上一实施例描述了对话过程,在对话过程中会用到模型,该模型可以是在训练过程中生成的,下面对训练过程中生成模型的流程进行描述。
图2是本申请实施例中在训练过程中生成模型的流程示意图。
本实施例中,以模型包括:映射关系、预测模型和语法模型为例。其中,映射关系用于表明问题中的关键词与回答中的关键词之间的映射关系,预测模 型用于根据上下文信息在多种映射关系中确定出最优的一种映射关系,以及生成与确定出的映射关系中的关键词匹配的搭配词,语法模型用于调整词条顺序,根据调整后的词条生成符合语法结构的句子。
如图2所示,本实施例包括:
S21:收集人类对话语料。
语料的选择可以基于所有带有人与人对话的地方,包含视频(电影、电视剧、动画等)中的对话、文学作品(历史名著、推理小说、言情小说、网络小说等)中的对话、社交平台(微博、贴吧、豆瓣等)中的对话、地方语言(东北话、北京话、广东话等)对话。
如图3所示,给出了语料源的分类,从而可以从多种语料源中收集到不同风格的语料,并且同一种语料源可以带有一种或多种对话风格。视频中的对话随视频种类的变化对话风格差异很大,喜剧片中的对话一般幽默诙谐、爱情片中的对话一般情深意浓、战争片中的对话一般紧张激烈等;文学作品中的对话风格也随种类不同而不同,历史名著中的对话一般带有某种历史背景的特色、推理小说对话逻辑严密、言情小说对话情感丰富等;网络社交平台中的对话带有很多网络词汇,但是因为其本身就是人们的日常对话整体风格最贴近人们的日常对话;地方语言对话包含各种地方方言,带有各种地方特色。
S22:提取人类对话语料中问题中的关键词及对应的回答中的关键词,根据提取的关键词生成问题中的关键词与回答中的关键词之间的映射关系。
其中,对应一组人类对话语料,可以对其中的问题(简称为问)和回答(简称为答)进行切词,得到问中的词条(term)和答中的词条,再在词条中确定出关键词(如根据出现概率),再通过对大量语料的学习可以得到映射关系。
例如,一组问答如下:
问:忙了一天,终于下班了。
答:辛苦了,现在回家吗?
通过对问答分别进行切词并提取其中的关键词,可以得到问中的关键词包括:忙、下班,而在答中的关键词包括:辛苦、回家,因此,可以建立“忙”与“辛苦”之间的映射关系,“下班”与“回家”之间的映射关系。
上述的映射关系可以是一对多的,例如,另一组语料如下:
问:忙了一天,终于下班了。
答:休息一下,工作完成了吗?
类似上述处理,可以建立“忙”与“休息”之间的映射关系,“下班”与“工作”之间的映射关系。
因此综合多种语料,可以建立“忙”与“辛苦”、“休息”之间的映射关系,“下班”与“回家”、“工作”之间的映射关系。
在得到上述的映射关系后,可以以键值对(key、value)的方式存储下来。
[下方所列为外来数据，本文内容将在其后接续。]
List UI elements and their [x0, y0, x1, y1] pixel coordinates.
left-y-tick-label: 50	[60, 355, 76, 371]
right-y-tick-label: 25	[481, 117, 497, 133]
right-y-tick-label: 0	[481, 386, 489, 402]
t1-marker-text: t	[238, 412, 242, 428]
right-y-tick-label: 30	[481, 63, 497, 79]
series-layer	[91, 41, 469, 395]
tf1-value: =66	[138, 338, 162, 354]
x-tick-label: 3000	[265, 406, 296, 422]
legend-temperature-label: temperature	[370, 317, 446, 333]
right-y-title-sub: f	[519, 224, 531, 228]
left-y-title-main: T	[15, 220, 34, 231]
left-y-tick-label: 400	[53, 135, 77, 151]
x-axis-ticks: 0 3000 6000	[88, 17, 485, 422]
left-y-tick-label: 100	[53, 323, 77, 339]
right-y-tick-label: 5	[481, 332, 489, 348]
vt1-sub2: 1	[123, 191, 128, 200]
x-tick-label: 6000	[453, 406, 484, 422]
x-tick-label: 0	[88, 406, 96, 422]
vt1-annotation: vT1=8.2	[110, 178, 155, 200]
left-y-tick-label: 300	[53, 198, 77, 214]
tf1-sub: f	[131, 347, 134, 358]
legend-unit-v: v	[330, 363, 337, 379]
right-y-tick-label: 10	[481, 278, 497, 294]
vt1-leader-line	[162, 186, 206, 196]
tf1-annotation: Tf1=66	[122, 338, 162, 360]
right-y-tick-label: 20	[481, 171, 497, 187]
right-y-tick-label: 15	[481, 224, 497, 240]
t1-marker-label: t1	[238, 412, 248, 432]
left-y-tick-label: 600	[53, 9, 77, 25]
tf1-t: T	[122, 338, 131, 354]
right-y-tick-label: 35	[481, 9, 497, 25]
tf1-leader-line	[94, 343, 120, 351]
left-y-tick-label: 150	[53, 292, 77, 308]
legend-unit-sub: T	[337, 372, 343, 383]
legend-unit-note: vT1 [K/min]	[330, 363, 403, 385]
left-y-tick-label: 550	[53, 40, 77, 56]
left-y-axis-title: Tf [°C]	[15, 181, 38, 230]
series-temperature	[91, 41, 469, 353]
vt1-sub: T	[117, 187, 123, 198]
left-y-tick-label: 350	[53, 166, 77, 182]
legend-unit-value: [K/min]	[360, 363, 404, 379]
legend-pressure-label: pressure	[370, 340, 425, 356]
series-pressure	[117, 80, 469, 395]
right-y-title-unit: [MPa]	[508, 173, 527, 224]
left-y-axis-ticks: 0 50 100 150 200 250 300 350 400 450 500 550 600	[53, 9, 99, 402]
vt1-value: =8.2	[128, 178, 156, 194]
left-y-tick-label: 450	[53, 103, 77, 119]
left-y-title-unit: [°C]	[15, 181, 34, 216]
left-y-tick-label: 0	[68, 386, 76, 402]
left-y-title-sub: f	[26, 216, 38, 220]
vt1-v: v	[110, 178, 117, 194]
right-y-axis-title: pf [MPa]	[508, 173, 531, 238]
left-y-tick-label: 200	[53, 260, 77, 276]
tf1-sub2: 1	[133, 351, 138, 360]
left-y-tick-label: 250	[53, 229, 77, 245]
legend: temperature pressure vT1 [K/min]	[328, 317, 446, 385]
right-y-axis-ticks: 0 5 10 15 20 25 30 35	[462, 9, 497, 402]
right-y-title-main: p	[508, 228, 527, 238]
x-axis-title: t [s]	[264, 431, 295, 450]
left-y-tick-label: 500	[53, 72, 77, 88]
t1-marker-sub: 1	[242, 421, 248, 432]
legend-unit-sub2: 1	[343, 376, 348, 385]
如key是“忙”,value包括“辛苦”、“休息”。
由于语料可以来自不同的语料源,不同语料源可以具有不同的风格,因此 可以形成不同风格的映射关系。
例如,一个电视剧中的一组对话包括:
问:我在想关于考试的事情呢。
答:那就是在想怎么作弊?
问:你怎么老把我往坏处想呢?
答:让我往好处想也得给我机会啊!
根据上述语料,可以建立一组具有诙谐幽默风格的映射关系,如“想”与“想”之间的映射关系,“考试”与“怎么作弊”之间的映射关系。
又例如,一个言情小说中的一组对话包括:
问:我在想关于考试的事情呢。
答:亲爱的,可是人家在想你呢。
根据上述语料,可以建立一组具有饱含情愫风格的映射关系,如“我”与“亲爱的”、“人家”之间的映射关系,“想”与“想”之间的映射关系,“考试”与“你”之间的映射关系。
又例如,在普通社交平台上,一组对话包括:
问:我在想关于考试的事情呢。
答:关于考试的什么事儿呢?
根据上述语料,可以建立一组具有普通生活风格的映射关系,如“想”与“想”之间的映射关系,“考试”与“什么”之间的映射关系。
又例如,在东北话中一组对话包括:
问:我在想关于考试的事情呢。
答:寻思啥呢,到考试就麻爪儿了吧?
根据上述语料,可以建立一组具有东北话风格的映射关系,如“想”与“寻思”之间的映射关系,“考试”与“麻爪”之间的映射关系。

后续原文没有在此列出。